Can you imagine what it would be like living here next year?
Hey, knock on wood – don’t jinx us getting quadded.
Conversations centered around Harvard housing dominate Harvard first-years’ lunch conversations, text exchanges, and dorm hang-outs. The prospect of finally escaping the confines of Canaday’s red carpets or Straus’ slanted ceilings is oh-so appealing for the first-year Harvard student. First-years spend their spring semesters finalizing blocking groups, participating in drinking rituals to game the randomized upperclassman housing assignments, and eagerly awaiting their fate on Housing Day. Finally being able to participate in Harvard’s housing system is a treasured right of passage.
While different from each other, Harvard and Yale’s housing systems are unique from most universities around the world. Both systems randomly sort students into one of 12 dorms which are called “Houses” at Harvard and “Residential Colleges” at Yale. Similarly, both universities cluster their freshmen dorms in a central location on the campus—the Yard for Harvard and the Old Campus for Yale. Broadly speaking, these systems are nearly identical, but the two housing models differ in significant ways, with Harvard’s residential system allowing for more freedom, flexibility, and fun.
On Housing Day, Harvard first-years anxiously await a knock at their door to signal their housing assignment for the next three years. But for our Yale counterparts, their housing fates are decided long before they embark on their freshman year. In Yale’s model, freshmen are notified of their four-year housing assignment weeks before move-in day. Harvard’s housing system beats Yale’s tradition of residential colleges, which both limits student choice and has a negative effect on freshmen integration with the student body.
Yale’s housing system requires students to spend all four years living along their randomly assigned cohort. Most first-years reside on Old Campus in dormitories designated to specific colleges. Students live in their Colleges starting sophomore year. Yalies assert that students should only be allowed to find “your people” within the confines of a Residential College. On the other hand, Harvard first-years are able to choose their sophomore living companions, known as their “blocking group.” Yet the beginning of our Harvard careers are supposed to be uncomfortable and messy. Pushing ourselves to meet new people outside of our entryways and dorms is what allows us to find meaningful, true connections with people we are compatible with. Blocking groups are self-selected groups of one to eight first-years who are guaranteed to be placed into the same house come Housing Day in the spring. “Blocking groups” allow for more natural friendships unconstrained by the College.
With proctors, residential deans, and peer advising fellows who solely focus on the first-year experience, Harvard’s current housing system places an additional, intentional emphasis on taking care of their students, especially first-years, throughout the undergraduate experience. There are advantages to having resources and staff dedicated only to first-years—something Yale doesn’t offer. One of the more significant differences in the Yale Residential College model is their undergraduate advising system. Instead of living alongside graduate students, as Harvard first-years do, Yale freshmen reside with freshman counselors (“FroCos”) who are seniors at the College. There is an inherent lack of authority placed within these proctors as a result of the small age gap.
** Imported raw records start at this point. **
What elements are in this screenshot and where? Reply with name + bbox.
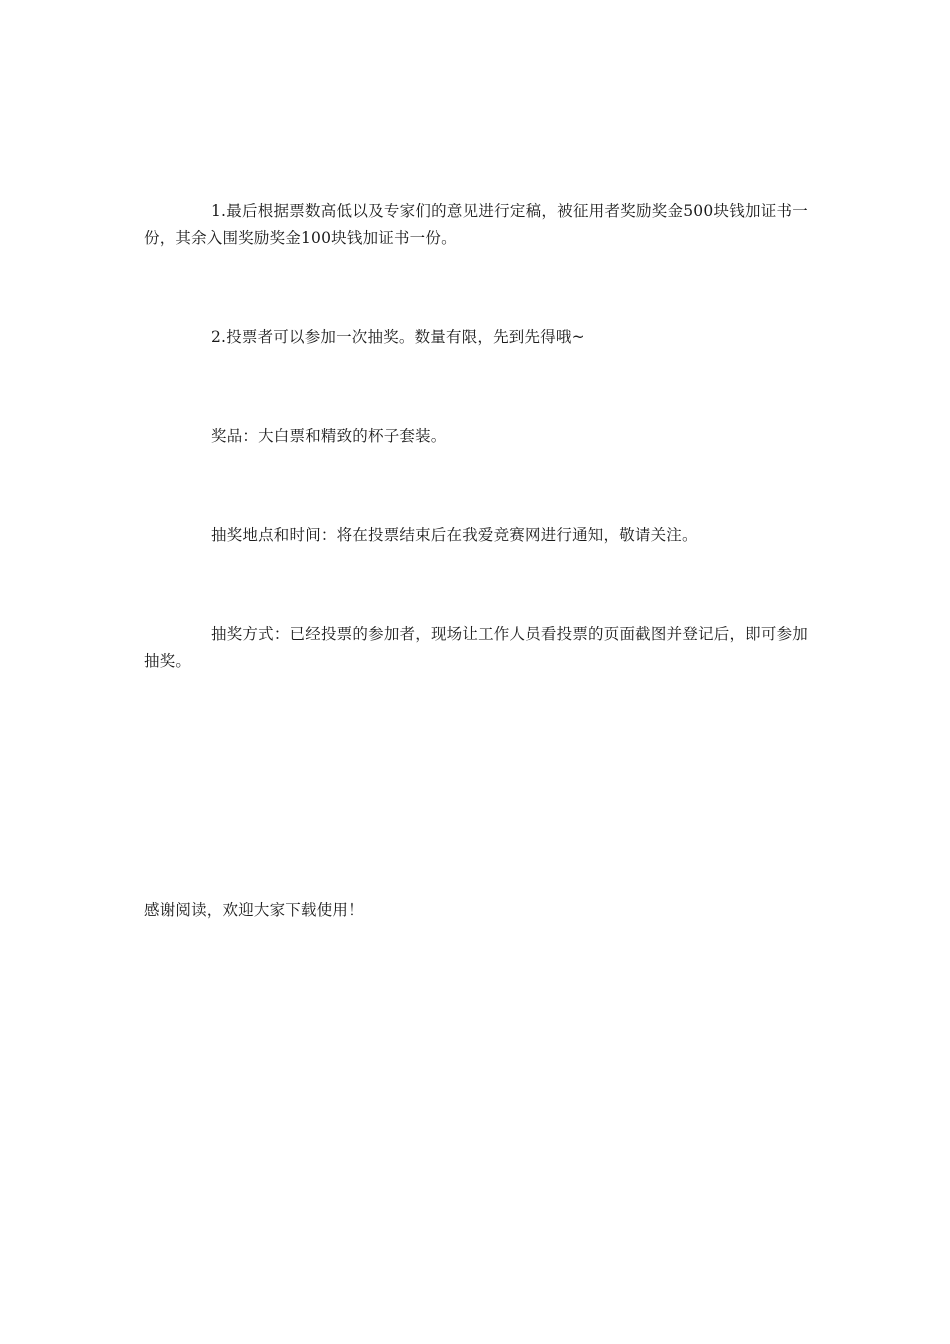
- paragraph-voter-lottery: 2.投票者可以参加一次抽奖。数量有限，先到先得哦~: [211, 328, 585, 346]
- closing-text: 感谢阅读，欢迎大家下载使用！: [144, 901, 364, 919]
- paragraph-lottery-place-time: 抽奖地点和时间：将在投票结束后在我爱竞赛网进行通知，敬请关注。: [211, 526, 698, 544]
- paragraph-award-rules: 1.最后根据票数高低以及专家们的意见进行定稿，被征用者奖励奖金500块钱加证书一份，其余入围奖励奖金100块钱加证书一份。: [144, 202, 808, 247]
- paragraph-lottery-method: 抽奖方式：已经投票的参加者，现场让工作人员看投票的页面截图并登记后，即可参加抽奖。: [144, 625, 808, 670]
- paragraph-prizes: 奖品：大白票和精致的杯子套装。: [211, 427, 447, 445]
Undeniably, it’s hard to not acknowledge the isolation that students without blocking groups may face, especially with the recent decision to eliminate linking groups. Yet Harvard students ultimately will interact more than just blocking group mates. While it is true that blocking groups aim to create communities, it is also a process that offers a broader, more exciting college residential experience. Yale doesn’t require students to live on campus for all four years, and while for some, this provides an increased degree of flexibility, for most, they are isolated from their peers in an immense way. Juniors and seniors at Yale have the availability to choose to live off campus. Harvard’s housing system allows for students of all grades to fluidly interact, something Yale’s Residential College system doesn’t offer.
Considerations and comparisons like this are important as we reflect and grow as an institution, but, generally, as I look towards the spring semester, I couldn’t be more excited to proudly engage with the College-wide celebration of Housing Day, an event that I’m sure Harvard students would be reluctant to give up.